Nanobubble technology company Moleaer has announced it has closed a US$9m Series B fund raise, led by S2G Ventures’ Oceans and Seafood Fund and joined by existing investors, ADM Capital’s Cibus Enterprise Fund and Energy Innovation Capital.
The company said that it would use the latest funding to expand its global commercial and manufacturing operations, advance its research and development of new nanobubble applications, and introduce new service offerings, including equipment and water quality monitoring and nanobubbles-as-a-service (NaaS).

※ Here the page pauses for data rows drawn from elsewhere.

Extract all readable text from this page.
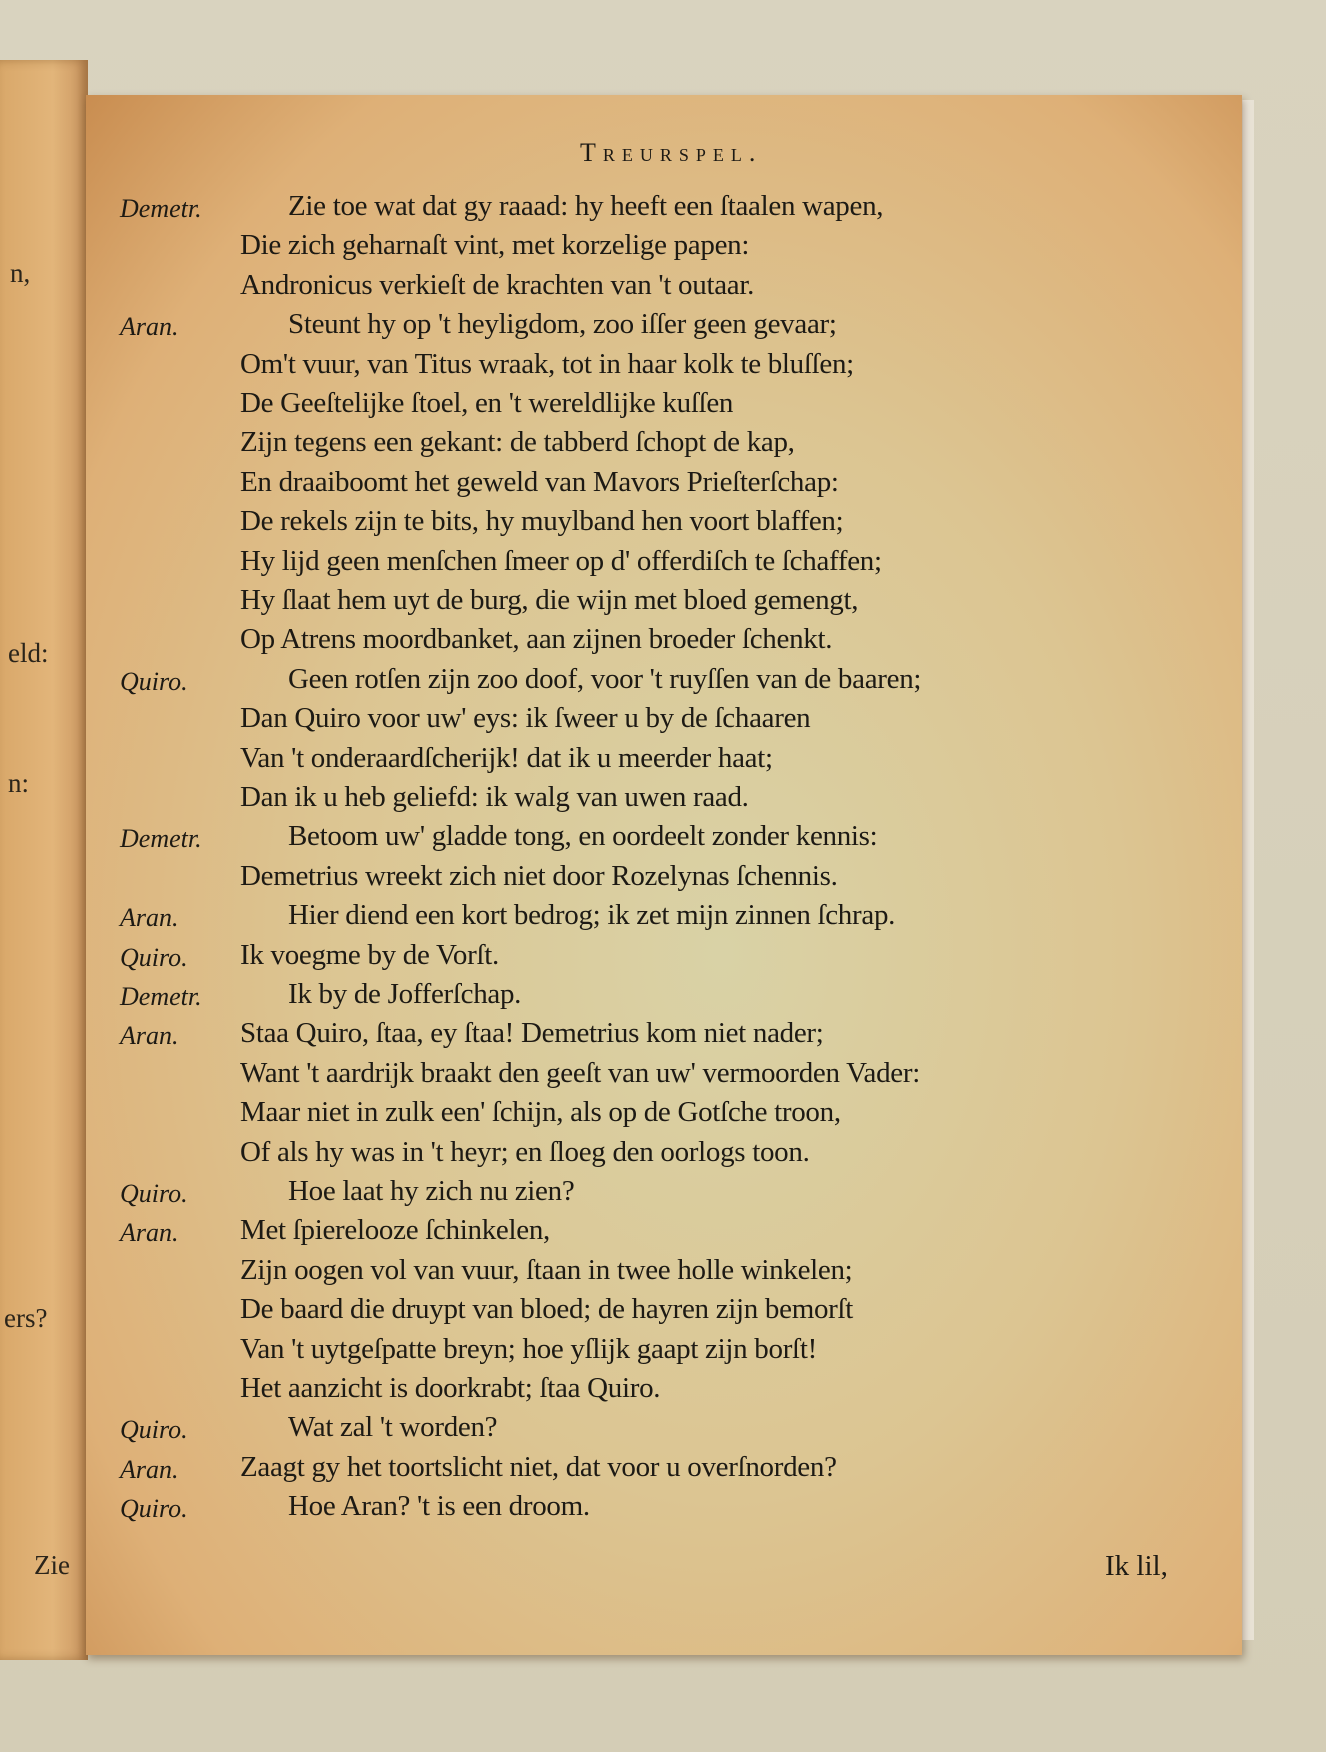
n,
eld:
n:
ers?
Zie
Treurspel.
Demetr.	Zie toe wat dat gy raaad: hy heeft een ſtaalen wapen,
Die zich geharnaſt vint, met korzelige papen:
Andronicus verkieſt de krachten van 't outaar.
Aran.	Steunt hy op 't heyligdom, zoo iſſer geen gevaar;
Om't vuur, van Titus wraak, tot in haar kolk te bluſſen;
De Geeſtelijke ſtoel, en 't wereldlijke kuſſen
Zijn tegens een gekant: de tabberd ſchopt de kap,
En draaiboomt het geweld van Mavors Prieſterſchap:
De rekels zijn te bits, hy muylband hen voort blaffen;
Hy lijd geen menſchen ſmeer op d' offerdiſch te ſchaffen;
Hy ſlaat hem uyt de burg, die wijn met bloed gemengt,
Op Atrens moordbanket, aan zijnen broeder ſchenkt.
Quiro.	Geen rotſen zijn zoo doof, voor 't ruyſſen van de baaren;
Dan Quiro voor uw' eys: ik ſweer u by de ſchaaren
Van 't onderaardſcherijk! dat ik u meerder haat;
Dan ik u heb geliefd: ik walg van uwen raad.
Demetr.	Betoom uw' gladde tong, en oordeelt zonder kennis:
Demetrius wreekt zich niet door Rozelynas ſchennis.
Aran.	Hier diend een kort bedrog; ik zet mijn zinnen ſchrap.
Quiro. Ik voegme by de Vorſt.
Demetr.	Ik by de Jofferſchap.
Aran. Staa Quiro, ſtaa, ey ſtaa! Demetrius kom niet nader;
Want 't aardrijk braakt den geeſt van uw' vermoorden Vader:
Maar niet in zulk een' ſchijn, als op de Gotſche troon,
Of als hy was in 't heyr; en ſloeg den oorlogs toon.
Quiro.	Hoe laat hy zich nu zien?
Aran. Met ſpierelooze ſchinkelen,
Zijn oogen vol van vuur, ſtaan in twee holle winkelen;
De baard die druypt van bloed; de hayren zijn bemorſt
Van 't uytgeſpatte breyn; hoe yſlijk gaapt zijn borſt!
Het aanzicht is doorkrabt; ſtaa Quiro.
Quiro.	Wat zal 't worden?
Aran. Zaagt gy het toortslicht niet, dat voor u overſnorden?
Quiro.	Hoe Aran? 't is een droom.
Ik lil,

In the past year, Moleaer has grown rapidly, tripling in size, and the group said it expectes to continue to further growth going forward.
The company has over 1,000 installations and is treating more than 225m gallons of water per day in agriculture, aquaculture, surface water and natural resources.
In agriculture, Moleaer says that its patented technology sustainably increases productivity by improving irrigation water quality, resulting in 50 per cent reduction of crop loss by disease and increasing crop yields and berry size by 20 per cent and 14 per cent respectively.
“Moleaer’s nanobubble technology has incredible potential to make agriculture and aquaculture more sustainable and productive, to restore the health of aquatic systems and to provide meaningful worldwide advancements in water quality,” said Larsen Mettler, S2G Ventures managing director, who will join Moleaer’s board of directors. “We are thrilled to back Nick Dyner and the Moleaer team as they scale the business to achieve even greater impact across multiple parts of our food system.”
“This financing round - the largest of its kind for a nanobubble technology company - demonstrates the importance of innovative technologies that improve the sustainability of food production and water treatment,' said Nicholas Dyner, CEO of Moleaer.
'With issues of food insecurity and the growing deterioration of global water quality, industries are looking for chemical-free solutions to meet the challenges associated with climate change and resource scarcity,' he added. 'This funding will allow us to accelerate our global expansion to meet these needs, whether that’s in food, water, energy, or other applications.”